The Trio’s name reflects its particular attraction for Russian culture; a concert containing exclusively Russian works was therefore a must in its programming. Much like Evgueni Khaldei, Dmitri Shostakovich often found himself in a delicate position in the face of the soviet regime. This is a virtuosic programme filled with emotion.
Dmitri Shostakovich’s first trio is one of his little-known early works, but one in which the composer’s maturity is revealed. Even though it consists of just one movement, it is no less varied in tempi and characters. Originally named Poem, it was composed in 1923 on the occasion of a sojourn in Crimea.
Twenty years later, Dmitri Shostakovich wrote his second trio, dedicated to the memory of his friend Ivan Sollertinski who died in February 1944. This period coincided with the discovery of the extermination camp in Majdanek in Poland – a terrible shock for Shostakovich. This explains the haunting presence of a traditional Jewish theme in the last movement of the trio, a theme that can be found in his 8th Quartet, dedicated to the victims of fascism and of the war.
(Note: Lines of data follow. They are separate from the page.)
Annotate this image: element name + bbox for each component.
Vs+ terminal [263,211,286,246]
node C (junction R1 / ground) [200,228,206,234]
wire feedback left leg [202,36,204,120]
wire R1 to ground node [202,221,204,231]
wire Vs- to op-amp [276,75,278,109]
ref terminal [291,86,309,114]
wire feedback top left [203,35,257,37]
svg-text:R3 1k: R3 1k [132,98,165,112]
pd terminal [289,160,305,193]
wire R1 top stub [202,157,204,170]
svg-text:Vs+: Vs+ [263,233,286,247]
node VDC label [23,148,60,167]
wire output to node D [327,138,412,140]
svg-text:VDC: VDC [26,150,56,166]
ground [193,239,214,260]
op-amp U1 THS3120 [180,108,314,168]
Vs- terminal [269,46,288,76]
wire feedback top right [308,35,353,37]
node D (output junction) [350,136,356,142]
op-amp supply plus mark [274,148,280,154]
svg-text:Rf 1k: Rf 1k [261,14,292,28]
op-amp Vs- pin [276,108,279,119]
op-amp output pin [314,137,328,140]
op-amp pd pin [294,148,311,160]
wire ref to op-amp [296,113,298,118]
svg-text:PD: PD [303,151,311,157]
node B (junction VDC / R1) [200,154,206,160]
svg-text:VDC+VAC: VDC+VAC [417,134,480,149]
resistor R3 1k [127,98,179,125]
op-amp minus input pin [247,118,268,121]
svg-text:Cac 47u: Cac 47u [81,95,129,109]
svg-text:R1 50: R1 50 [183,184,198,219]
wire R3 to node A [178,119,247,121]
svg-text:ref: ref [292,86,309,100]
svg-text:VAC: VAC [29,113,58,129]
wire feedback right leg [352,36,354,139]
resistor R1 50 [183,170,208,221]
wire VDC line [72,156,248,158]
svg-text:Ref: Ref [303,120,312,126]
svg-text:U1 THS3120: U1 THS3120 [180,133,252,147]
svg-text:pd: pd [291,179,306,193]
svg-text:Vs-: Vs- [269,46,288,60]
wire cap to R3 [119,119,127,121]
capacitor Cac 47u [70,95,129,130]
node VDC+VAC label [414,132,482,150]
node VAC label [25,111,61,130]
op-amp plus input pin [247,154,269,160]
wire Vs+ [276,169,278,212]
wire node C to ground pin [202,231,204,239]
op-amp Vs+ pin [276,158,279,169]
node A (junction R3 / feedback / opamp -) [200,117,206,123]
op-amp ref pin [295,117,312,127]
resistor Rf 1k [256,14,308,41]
After the interval is a return to the 19th century with the magnificent trio by Piotr Illitch Tchaikovsky. This masterpiece was also written during the pain following the loss of a loved one; that of his mentor N. Rubenstein, to whom Tchaikovsky dedicates his trio with the words “in memory of a great artist”.
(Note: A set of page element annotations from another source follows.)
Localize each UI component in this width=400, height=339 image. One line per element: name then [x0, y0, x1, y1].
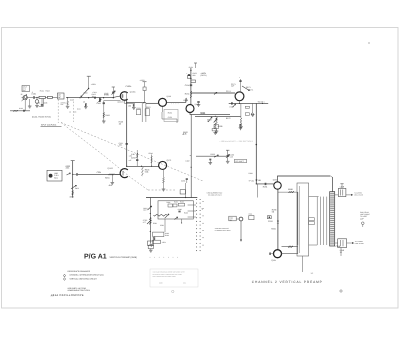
resistor R292 [153, 237, 155, 241]
svg-text:+a: +a [201, 208, 203, 210]
wire to lower deflection plate [347, 242, 354, 244]
attenuator block box [58, 93, 65, 99]
svg-text:TO CH 1: TO CH 1 [258, 100, 265, 103]
dashed switch link vertical [57, 100, 59, 124]
transistor Q101 input follower [35, 100, 39, 104]
input connector J2 ring [23, 95, 28, 100]
svg-text:REFERENCE DRAWINGS: REFERENCE DRAWINGS [68, 270, 91, 273]
grid stopper cluster [99, 97, 101, 102]
svg-text:(DUAL TRACE SYNC): (DUAL TRACE SYNC) [32, 115, 51, 118]
wire switch top bus [146, 197, 197, 199]
svg-text:DC SHIFT: DC SHIFT [236, 160, 245, 163]
wire trigger pickoff TO CH 1 [229, 102, 269, 104]
capacitor C154 marks [190, 84, 192, 86]
plus registration mark [339, 289, 343, 293]
svg-text:.001: .001 [119, 144, 123, 147]
output box inner rail [299, 186, 301, 253]
diode CR101 branch [41, 99, 43, 105]
tube V103A cathode follower [120, 92, 127, 101]
wire VAR row to tube [78, 173, 120, 175]
delay line feed wires [316, 197, 318, 245]
wiper arrow right [174, 217, 178, 220]
neon lamp B172 [251, 113, 253, 115]
assembly label box [22, 86, 30, 92]
variable capacitor C103A [112, 86, 115, 88]
resistor R289 [149, 218, 151, 225]
resistor R242 into tube [109, 174, 115, 176]
resistor R112 column [145, 103, 147, 122]
svg-text:R241: R241 [105, 177, 110, 180]
capacitor C286 [178, 210, 180, 212]
svg-text:5-25: 5-25 [230, 155, 233, 158]
svg-text:C281: C281 [160, 224, 164, 227]
svg-text:BAL: BAL [54, 177, 58, 180]
grid network R243 C243 [136, 150, 138, 166]
svg-text:Q173: Q173 [167, 159, 172, 162]
pin bracket ticks [202, 200, 204, 202]
svg-text:SEMICONDUCTOR TYPES: SEMICONDUCTOR TYPES [68, 289, 91, 292]
wire tube plate up [126, 92, 128, 99]
wire Q143 collector right [166, 101, 186, 103]
wire Q194 to output box [282, 253, 298, 255]
resistor R151 box [191, 80, 196, 83]
bar to L248 connector [335, 194, 339, 196]
wire box bottom stub [301, 256, 303, 272]
range resistor boxes row [168, 204, 173, 207]
svg-text:R281: R281 [153, 222, 157, 225]
range box label [229, 216, 236, 221]
+225V feed VAR [71, 160, 75, 162]
delay line top jogs [309, 196, 319, 198]
svg-text:C193: C193 [268, 220, 273, 223]
svg-text:Q-243: Q-243 [107, 167, 112, 170]
svg-text:R154: R154 [185, 93, 190, 96]
tube V243 half [120, 169, 128, 178]
svg-text:R112: R112 [146, 106, 150, 109]
cathode network C106 R106 [103, 101, 105, 122]
wire gain bus [195, 115, 241, 117]
wire bias row [126, 165, 159, 167]
svg-text:Q194: Q194 [271, 259, 276, 262]
wire Q163 emitter down and right [190, 113, 230, 115]
svg-text:R159: R159 [211, 153, 215, 156]
resistor R111 column [141, 103, 143, 122]
wire L249 down [340, 248, 342, 257]
series resistor box R191 [249, 216, 254, 220]
svg-text:C105: C105 [70, 99, 74, 102]
termination network boxes [309, 218, 315, 221]
neon lamp B191 [239, 217, 243, 221]
resistor R246 column [151, 155, 153, 167]
svg-text:+225V: +225V [140, 79, 146, 82]
transistor Q194 output [274, 250, 282, 258]
gain adj pot [148, 206, 152, 210]
svg-text:C152: C152 [168, 116, 172, 119]
svg-text:TP 184: TP 184 [249, 180, 254, 183]
pot R171 diagonal [242, 86, 250, 91]
svg-text:2.2k: 2.2k [66, 167, 70, 170]
delay line hatched bar [330, 192, 335, 246]
resistor R227 [72, 191, 74, 195]
svg-text:R156: R156 [184, 99, 189, 102]
front panel VAR control [47, 170, 62, 181]
svg-text:Q143: Q143 [167, 95, 171, 98]
svg-text:-150V: -150V [69, 195, 75, 198]
svg-text:C248: C248 [336, 245, 341, 248]
svg-text:P/G A1: P/G A1 [84, 253, 107, 261]
attenuator series resistor [153, 214, 167, 216]
wire to upper deflection plate [346, 194, 353, 196]
svg-text:49.9: 49.9 [109, 184, 113, 187]
resistor R245 vertical [142, 167, 144, 176]
svg-text:C174: C174 [226, 90, 231, 93]
svg-text:CHANNEL 2 ATTENUATOR CIRCUIT: CHANNEL 2 ATTENUATOR CIRCUIT (A2) [70, 274, 104, 277]
left bus of switch [149, 198, 151, 244]
input connector J2 [24, 95, 27, 100]
capacitor C171 above Q174 [240, 79, 242, 92]
wiper arrow and capacitor C222 [67, 173, 71, 175]
svg-text:(DCPL): (DCPL) [201, 74, 207, 77]
small box R184A [180, 190, 185, 194]
svg-text:R103: R103 [46, 89, 50, 92]
output amplifier box [297, 183, 309, 256]
diode CR190 on rail [277, 221, 279, 223]
svg-text:R246: R246 [149, 152, 153, 155]
capacitor C156 with ground [197, 101, 199, 103]
dashed switch link to connector [61, 123, 203, 182]
emitter resistor R178 with ground [163, 169, 165, 177]
capacitor C104 on wire [94, 97, 96, 99]
dotted separator row [149, 256, 152, 259]
resistor R176 box [245, 113, 249, 116]
capacitor C181 [264, 183, 266, 185]
svg-text:R150: R150 [189, 66, 193, 69]
coil marks L249 [340, 240, 342, 246]
ground under R292 [150, 243, 154, 245]
input grid resistor to ground [85, 103, 87, 106]
wire C103 branch down [42, 99, 44, 107]
wire driver bus into Q184 [256, 183, 274, 185]
coax symbol [362, 222, 365, 225]
svg-text:C181: C181 [257, 179, 262, 182]
dc shift boxed label [235, 159, 247, 162]
small box bottom left [148, 245, 153, 248]
svg-text:5.6k: 5.6k [145, 170, 149, 173]
tiny dot artifact [368, 42, 369, 43]
svg-text:R188: R188 [288, 188, 293, 191]
svg-text:820: 820 [193, 74, 196, 77]
step att bal pot [147, 220, 151, 224]
capacitor C101 [33, 96, 35, 98]
svg-text:R171: R171 [246, 86, 251, 89]
svg-text:56: 56 [272, 211, 274, 214]
svg-text:INPUT COUPLING: INPUT COUPLING [41, 124, 57, 127]
svg-text:Q184: Q184 [273, 178, 278, 181]
capacitor C184 on feedback line [186, 178, 188, 180]
svg-text:CHANNEL 2 VERTICAL PREAMP: CHANNEL 2 VERTICAL PREAMP [252, 280, 323, 284]
decoupling stub T [194, 62, 197, 64]
feed diagonal into grid [81, 89, 89, 97]
pot R164 diagonal [208, 117, 212, 122]
ground below R165 [216, 129, 218, 132]
wire dc shift row [196, 155, 226, 157]
svg-text:R194: R194 [271, 228, 276, 231]
svg-text:180: 180 [128, 104, 131, 107]
wire cathode bus [104, 100, 121, 102]
capacitor C153 top [190, 68, 192, 105]
pot arrow inside switch [165, 214, 169, 218]
resistor R177 with ground [240, 103, 242, 118]
svg-text:C177: C177 [230, 105, 235, 108]
box to pins stub wires [188, 204, 196, 206]
svg-text:49.1u: 49.1u [50, 295, 54, 297]
svg-text:R181: R181 [263, 186, 268, 189]
svg-text:C103: C103 [104, 92, 108, 95]
interconnecting plug pins column [195, 198, 198, 201]
svg-text:≈ 100 kHz ADJUST — SEE SEC: ≈ 100 kHz ADJUST — SEE SECTION 5 [219, 140, 252, 143]
diamond symbol 1 [63, 274, 65, 277]
svg-text:A7: A7 [182, 133, 184, 136]
svg-text:C154: C154 [185, 84, 190, 87]
jack pointer arrow [22, 99, 25, 102]
svg-text:Q103A: Q103A [130, 90, 136, 93]
transistor Q163 [186, 105, 194, 113]
registered mark [172, 290, 174, 292]
switch wafer lead down [164, 219, 166, 232]
resistor R173 column with ground [252, 103, 254, 113]
branch resistor R185 out [278, 191, 298, 193]
lower output transformer L249 [338, 239, 347, 248]
transistor Q184 [274, 182, 281, 189]
feedback box T152 [161, 106, 163, 112]
svg-text:+: + [186, 72, 187, 75]
svg-text:.1: .1 [32, 91, 34, 94]
wire lamp down with arrow [240, 221, 242, 240]
main vertical wire from tube output [126, 99, 128, 166]
svg-text:C224: C224 [97, 171, 102, 174]
svg-text:1k: 1k [207, 120, 209, 123]
transistor Q143 [159, 98, 167, 106]
lower network C290 R290 [153, 232, 164, 236]
ground R242 [111, 174, 113, 182]
svg-text:C103A: C103A [126, 85, 133, 88]
wire Q184 emitter down [277, 189, 279, 249]
transistor Q174 [235, 92, 244, 101]
wire from C184 junction [185, 183, 187, 198]
wire into Q143 base [146, 102, 158, 104]
wire top junction row [127, 102, 146, 104]
faint dots row [170, 103, 173, 106]
svg-text:R172: R172 [226, 117, 231, 120]
ferrite bead square [267, 216, 271, 219]
svg-text:C103: C103 [43, 102, 47, 105]
note box [150, 269, 198, 287]
capacitor C111 [126, 142, 128, 144]
capacitor C177 [230, 102, 232, 104]
capacitor C194 left of Q194 [269, 253, 271, 255]
resistor R175 box [245, 106, 249, 108]
wire Q174 emitter down [239, 101, 241, 104]
dashed link 10X [73, 102, 75, 123]
resistor R153 box [187, 76, 190, 79]
resistor R107 drop [67, 98, 69, 101]
svg-text:C182: C182 [185, 160, 189, 163]
svg-text:1.5k: 1.5k [129, 155, 132, 158]
resistor R174 diag [232, 104, 235, 107]
grid resistor R104 and ground [124, 100, 126, 103]
svg-text:R101: R101 [40, 89, 44, 92]
capacitor C172 with ground [240, 116, 242, 124]
svg-text:R106: R106 [106, 114, 110, 117]
svg-text:ADJ: ADJ [143, 209, 146, 212]
bottom stub bend [302, 264, 304, 266]
pot R226 balance [71, 185, 77, 189]
svg-text:R198: R198 [249, 172, 253, 175]
svg-text:BAL: BAL [75, 187, 79, 190]
svg-text:+: + [239, 76, 240, 79]
svg-text:R168: R168 [218, 125, 223, 128]
svg-text:x47: x47 [129, 159, 132, 162]
svg-text:VERTICAL PREAMP (2848): VERTICAL PREAMP (2848) [110, 256, 138, 259]
wire Q184 collector to top [278, 176, 331, 182]
svg-text:VERTICAL SWITCHING CIRCUIT: VERTICAL SWITCHING CIRCUIT [70, 277, 98, 280]
svg-text:483A OSCILLOSCOPE: 483A OSCILLOSCOPE [51, 294, 84, 297]
junction dots on input wire [67, 97, 68, 98]
ground Q101 [36, 103, 38, 105]
resistor R196 bottom branch [282, 246, 298, 248]
ground below input [29, 99, 31, 106]
diamond symbol 2 [63, 278, 65, 281]
svg-text:ATT: ATT [143, 221, 146, 224]
trimmer C160 column [226, 149, 229, 151]
feedback line Q163 to gain switch [190, 114, 192, 197]
svg-text:+225V: +225V [91, 83, 97, 86]
svg-text:1/2: 1/2 [311, 272, 314, 275]
supply box [153, 240, 161, 243]
sync takeoff wire [24, 100, 26, 111]
resistor R154 [190, 91, 192, 98]
wire to Q174 base [191, 92, 235, 94]
stub wire below input [256, 184, 258, 198]
svg-text:C184: C184 [181, 180, 185, 183]
+225V feed for Q143 [143, 81, 147, 83]
resistor R103 [48, 96, 53, 98]
resistor R156 [185, 98, 187, 102]
svg-text:R166: R166 [201, 112, 206, 115]
main bus wire down from Q174 [255, 103, 257, 183]
svg-text:R152: R152 [168, 112, 172, 115]
coil marks L248 [340, 190, 342, 196]
plus 225V feed [87, 75, 91, 77]
resistor R101 [39, 96, 45, 98]
thermistor RT165 [214, 125, 219, 129]
upper output transformer L248 [338, 188, 346, 196]
svg-text:C106: C106 [97, 102, 101, 105]
transistor Q173 [159, 161, 167, 169]
pot R168 vertical branch [215, 116, 216, 117]
right feedback rail [297, 192, 299, 245]
diode CR159 [209, 158, 211, 160]
svg-text:R111: R111 [137, 107, 141, 110]
dashed switch link diagonal [61, 123, 148, 191]
resistor R165 [216, 117, 218, 124]
gain switch box [158, 201, 193, 219]
svg-text:J2: J2 [21, 93, 23, 96]
wire attenuator to amplifier [66, 97, 112, 99]
minus 150V supply box [148, 241, 154, 246]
The Khaldei Trio offers a variation of this programme, in which the Trio is joined by soprano Liesbeth Devos, for a concert devoted entirely to Shostakovich. After the two trios come the Seven Romances on Poems of Alexander Blok, composed for his most precious musical friends. The result is an extremely intense sequence: soothing and very personal thoughts on love, intimacy, friendship and the power of art.